Anyway, the whole thing about plagiarism, copyrights, and property rights is part of the disease of capitalism. It doesn’t work. I remember when writers would submit their books to publishers and collect hundreds of rejection slips before getting published, if they ever did. Now people just publish themselves on Kindle and there’s no heartache involved.”
In addition, Mark Smith posted this on his website:
“Lara read my article “You’ve Got to Stop Voting,” and discussed it at length with a friend of mine. She decided to write an article herself and I think she has done a good job of propagating, updating, and clarifying my ideas, and adding her own thoughts and experiences. I hope her article is widely read, as I believe it will appeal to people who wouldn’t read Fubar. Although Lara sometimes uses my words, this is not plagiarism or theft. I have expressly granted blanket permission for anyone to repost my writing with or without attribution. It is impossible to steal what was given to you.”
So for those of you have asked, that’s the story as I know it. To date, Counterpunch has not contacted me. It never told me it published the piece. It never told me it took it down. It never responded to my inquiry asking what was up or explaining my side of things. Essentially, I guess in the world of Counterpunch, I’m just the person who wrote it and therefore require no participation in the matter.
I agree with Mark. I think the ideas need to be out there and we should not worry about who they belong to. Yes, this blog has a Creative Commons license, so I ask that people link back to me if I’m quoted, but as far as the ideas in this or other essays I’ve posted here, spread the word. I wouldn’t mind at all if more people agreed.
The notion of ‘intellectual property’ is as silly as the idea of land as a commodity. Much as there are people routinely forced along the sidewalk from one hard refuge to another, outside buildings sitting vacant until ‘the next fool’ bids up their “real estate value” higher — There are good ideas that mustn’t be used because some parasite has ‘owns the rights’ to them. Land is a divine gift for our nourishment, and so are ideas.
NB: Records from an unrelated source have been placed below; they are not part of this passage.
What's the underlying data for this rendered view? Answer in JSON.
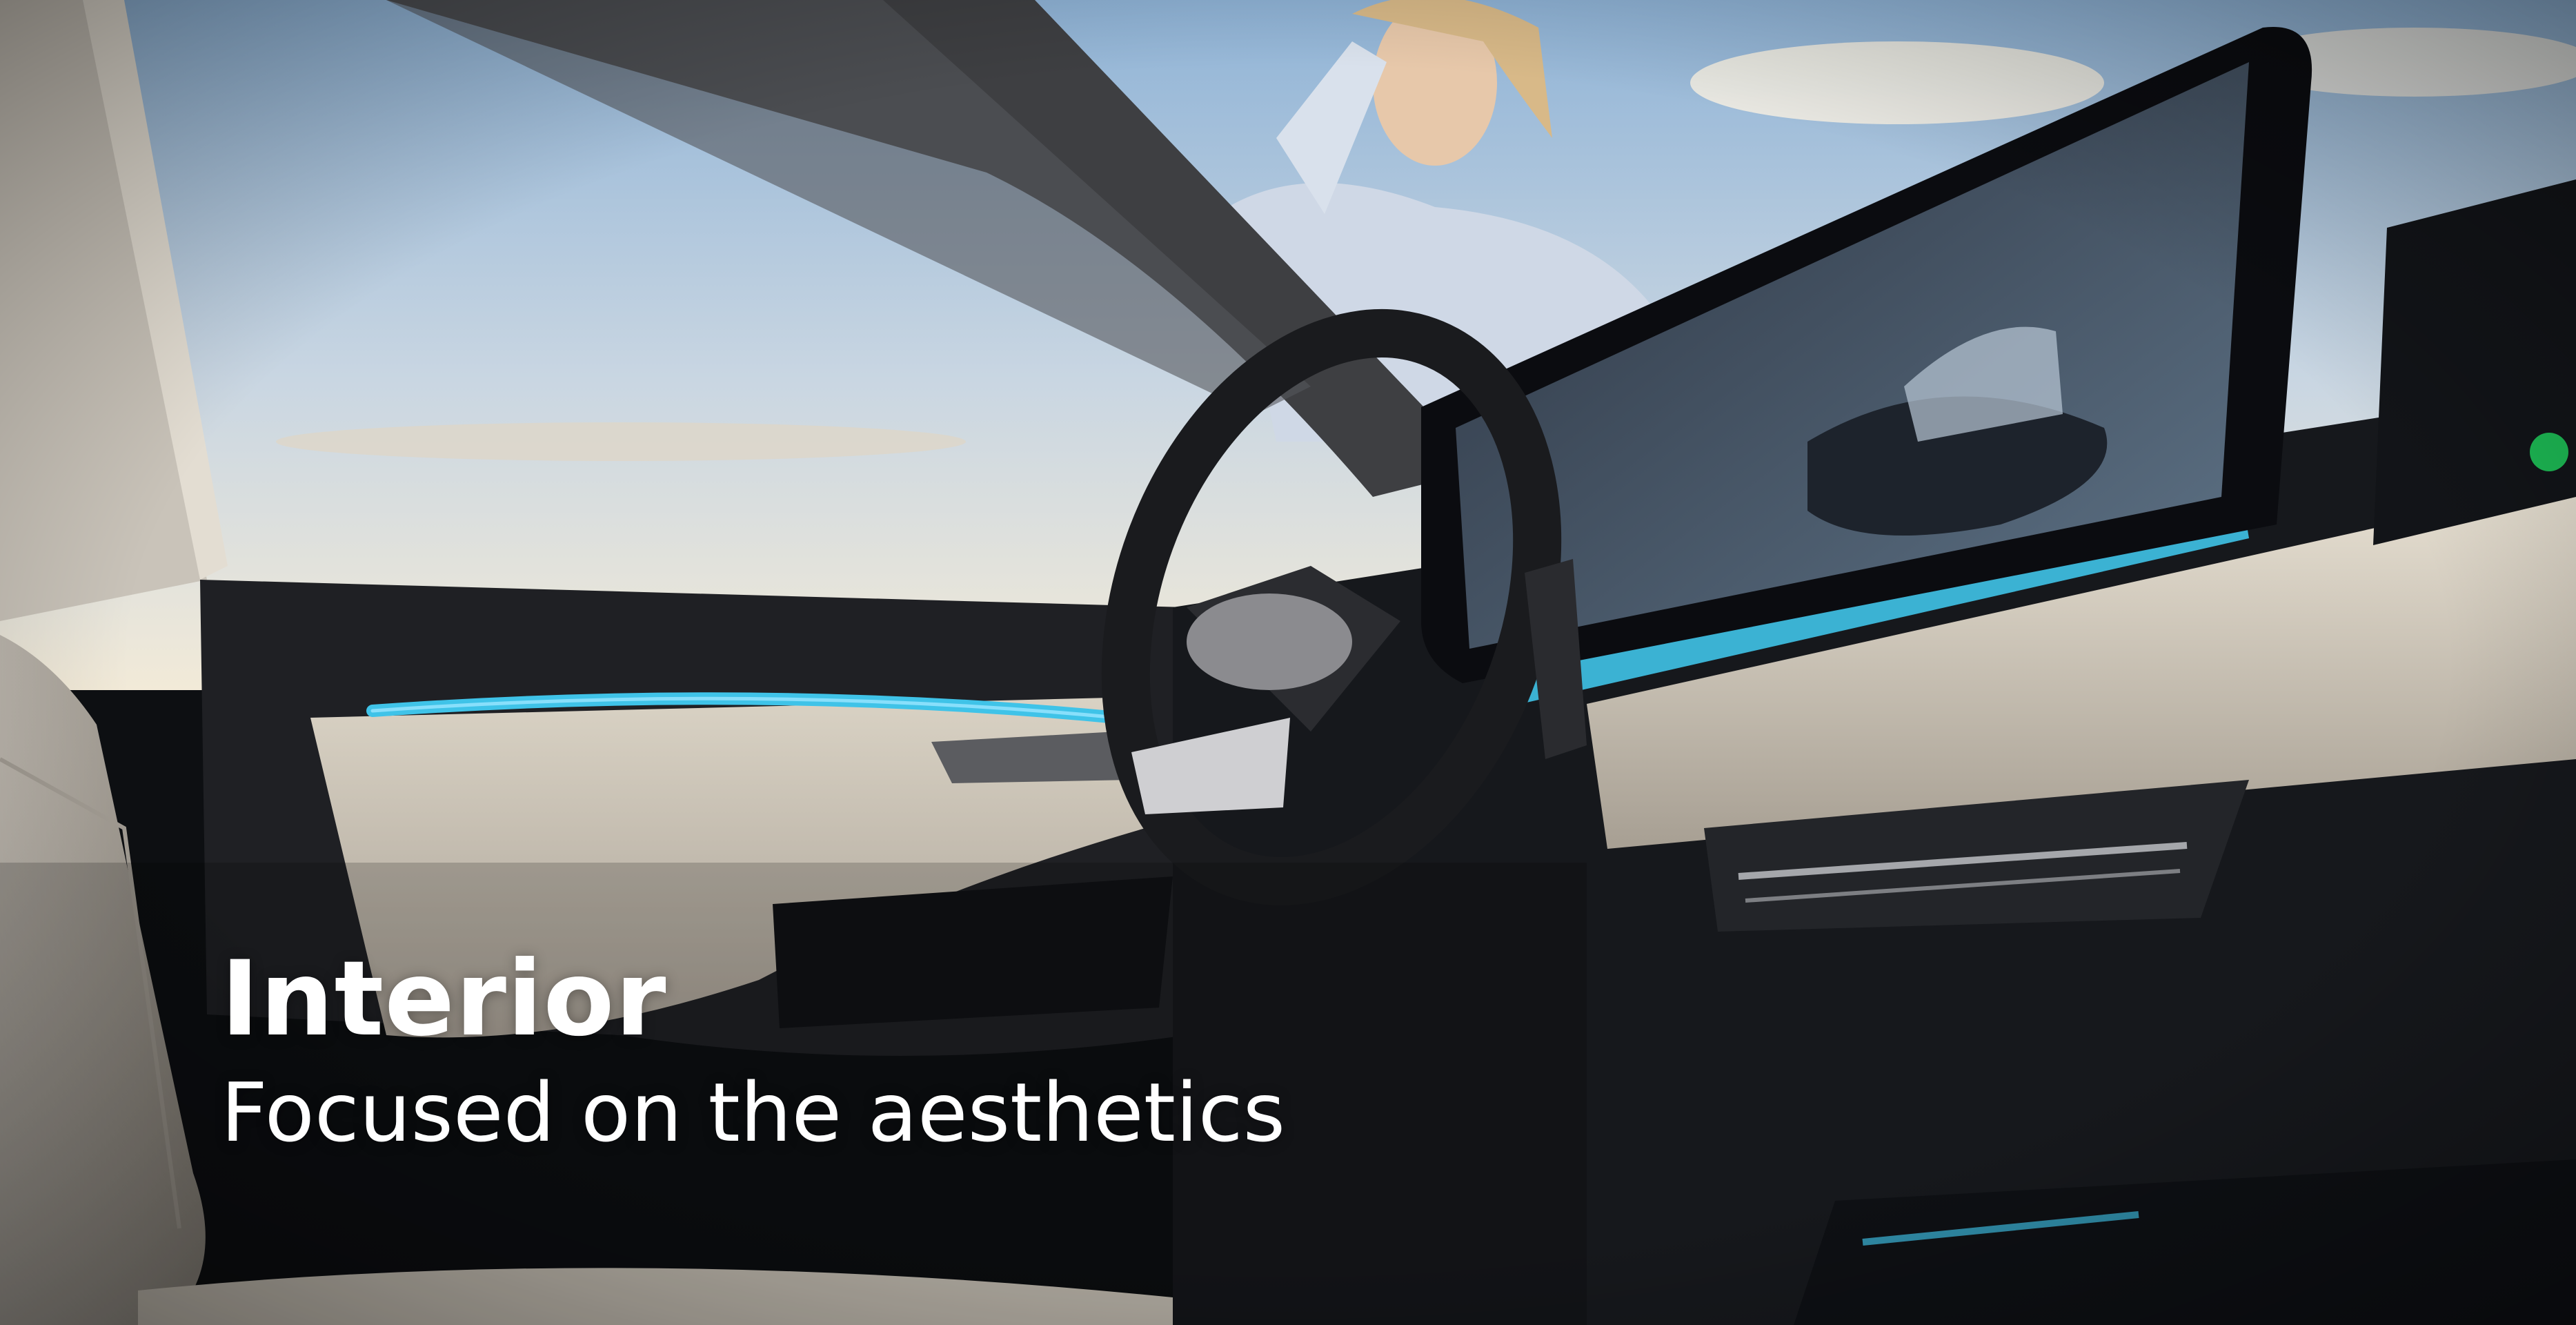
{
  "caption": {
    "heading": "Interior",
    "subheading": "Focused on the aesthetics"
  },
  "image": {
    "subject": "car-interior-photo",
    "accent_light_color": "#3fc3e8",
    "sky_top_color": "#8fb3d6",
    "sky_bottom_color": "#f2ead8",
    "trim_color": "#d9d2c4",
    "dark_surface_color": "#16181c"
  }
}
Publication puts a new kink into the problem. Anyone might conceivably write or dictate a novel… and then, given a fairly small amount of money, put it out into the tidepools of the internet.
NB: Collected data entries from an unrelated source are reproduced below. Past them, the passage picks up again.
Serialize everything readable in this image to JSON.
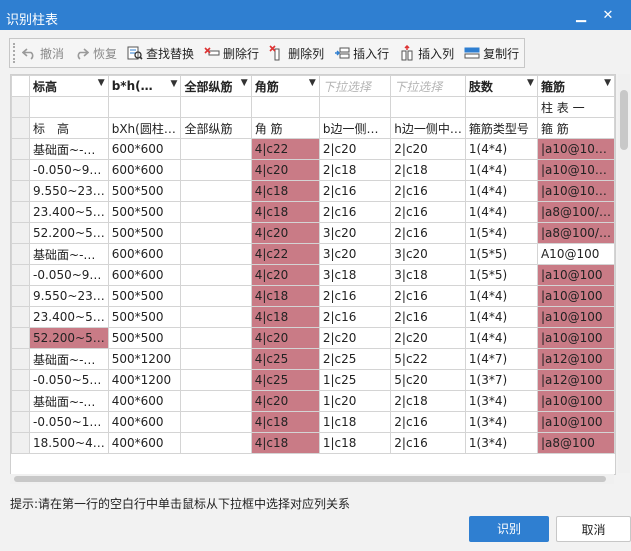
{
  "window": {
    "title": "识别柱表",
    "minimize": "▁",
    "close": "✕"
  },
  "toolbar": [
    {
      "label": "撤消",
      "icon": "undo-icon",
      "enabled": false
    },
    {
      "label": "恢复",
      "icon": "redo-icon",
      "enabled": false
    },
    {
      "label": "查找替换",
      "icon": "find-replace-icon",
      "enabled": true
    },
    {
      "label": "删除行",
      "icon": "delete-row-icon",
      "enabled": true
    },
    {
      "label": "删除列",
      "icon": "delete-column-icon",
      "enabled": true
    },
    {
      "label": "插入行",
      "icon": "insert-row-icon",
      "enabled": true
    },
    {
      "label": "插入列",
      "icon": "insert-column-icon",
      "enabled": true
    },
    {
      "label": "复制行",
      "icon": "copy-row-icon",
      "enabled": true
    }
  ],
  "grid": {
    "header": [
      {
        "label": "标高",
        "dropdown": true,
        "placeholder": false
      },
      {
        "label": "b*h(…",
        "dropdown": true,
        "placeholder": false
      },
      {
        "label": "全部纵筋",
        "dropdown": true,
        "placeholder": false
      },
      {
        "label": "角筋",
        "dropdown": true,
        "placeholder": false
      },
      {
        "label": "下拉选择",
        "dropdown": true,
        "placeholder": true
      },
      {
        "label": "下拉选择",
        "dropdown": true,
        "placeholder": true
      },
      {
        "label": "肢数",
        "dropdown": true,
        "placeholder": false
      },
      {
        "label": "箍筋",
        "dropdown": true,
        "placeholder": false
      }
    ],
    "extra_row": [
      "",
      "",
      "",
      "",
      "",
      "",
      "",
      "柱 表 一"
    ],
    "rows": [
      [
        "标　高",
        "bXh(圆柱…",
        "全部纵筋",
        "角 筋",
        "b边一侧…",
        "h边一侧中…",
        "箍筋类型号",
        "箍 筋"
      ],
      [
        "基础面~-…",
        "600*600",
        "",
        "4|c22",
        "2|c20",
        "2|c20",
        "1(4*4)",
        "|a10@10…"
      ],
      [
        "-0.050~9…",
        "600*600",
        "",
        "4|c20",
        "2|c18",
        "2|c18",
        "1(4*4)",
        "|a10@10…"
      ],
      [
        "9.550~23…",
        "500*500",
        "",
        "4|c18",
        "2|c16",
        "2|c16",
        "1(4*4)",
        "|a10@10…"
      ],
      [
        "23.400~5…",
        "500*500",
        "",
        "4|c18",
        "2|c16",
        "2|c16",
        "1(4*4)",
        "|a8@100/…"
      ],
      [
        "52.200~5…",
        "500*500",
        "",
        "4|c20",
        "3|c20",
        "2|c16",
        "1(5*4)",
        "|a8@100/…"
      ],
      [
        "基础面~-…",
        "600*600",
        "",
        "4|c22",
        "3|c20",
        "3|c20",
        "1(5*5)",
        "A10@100"
      ],
      [
        "-0.050~9…",
        "600*600",
        "",
        "4|c20",
        "3|c18",
        "3|c18",
        "1(5*5)",
        "|a10@100"
      ],
      [
        "9.550~23…",
        "500*500",
        "",
        "4|c18",
        "2|c16",
        "2|c16",
        "1(4*4)",
        "|a10@100"
      ],
      [
        "23.400~5…",
        "500*500",
        "",
        "4|c18",
        "2|c16",
        "2|c16",
        "1(4*4)",
        "|a10@100"
      ],
      [
        "52.200~5…",
        "500*500",
        "",
        "4|c20",
        "2|c20",
        "2|c20",
        "1(4*4)",
        "|a10@100"
      ],
      [
        "基础面~-…",
        "500*1200",
        "",
        "4|c25",
        "2|c25",
        "5|c22",
        "1(4*7)",
        "|a12@100"
      ],
      [
        "-0.050~5…",
        "400*1200",
        "",
        "4|c25",
        "1|c25",
        "5|c20",
        "1(3*7)",
        "|a12@100"
      ],
      [
        "基础面~-…",
        "400*600",
        "",
        "4|c20",
        "1|c20",
        "2|c18",
        "1(3*4)",
        "|a10@100"
      ],
      [
        "-0.050~1…",
        "400*600",
        "",
        "4|c18",
        "1|c18",
        "2|c16",
        "1(3*4)",
        "|a10@100"
      ],
      [
        "18.500~4…",
        "400*600",
        "",
        "4|c18",
        "1|c18",
        "2|c16",
        "1(3*4)",
        "|a8@100"
      ]
    ],
    "highlighted": [
      [
        1,
        3
      ],
      [
        1,
        7
      ],
      [
        2,
        3
      ],
      [
        2,
        7
      ],
      [
        3,
        3
      ],
      [
        3,
        7
      ],
      [
        4,
        3
      ],
      [
        4,
        7
      ],
      [
        5,
        3
      ],
      [
        5,
        7
      ],
      [
        6,
        3
      ],
      [
        7,
        3
      ],
      [
        7,
        7
      ],
      [
        8,
        3
      ],
      [
        8,
        7
      ],
      [
        9,
        3
      ],
      [
        9,
        7
      ],
      [
        10,
        0
      ],
      [
        10,
        3
      ],
      [
        10,
        7
      ],
      [
        11,
        3
      ],
      [
        11,
        7
      ],
      [
        12,
        3
      ],
      [
        12,
        7
      ],
      [
        13,
        3
      ],
      [
        13,
        7
      ],
      [
        14,
        3
      ],
      [
        14,
        7
      ],
      [
        15,
        3
      ],
      [
        15,
        7
      ]
    ],
    "highlight_color": "#c97b86"
  },
  "hint": "提示:请在第一行的空白行中单击鼠标从下拉框中选择对应列关系",
  "buttons": {
    "ok": "识别",
    "cancel": "取消"
  }
}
Who’s going to read it? By a wild chain of circumstances it might get the attention of someone with a strong enough reputation to draw other people’s attention to it — but normally, ‘real’ novelists send their work to real publishers because that’s where they can hope — given sufficient dumbluck and (perhaps) talent — to access the promotional machinery that could bring their work to public attention.
Alas, although I agree with your article, my wife (who also liked it) would give me no piece if I didn’t put out a vote for Jill Stein plus my (not-particularly significant) stands on a host of confusedly-written minor tweaks to the various rules by which we’re allegedly governed here. (For one thing, I get to help (finally) legalize pot if I also approve a tangle of absurd & oppressive regulations on who can get it how.)
There’s no human solution that ‘works’, only for each person to be self-governed by the voice of God “in” our hearts… and really, that’s only creeping into power like mustard weeds overrunning a yard.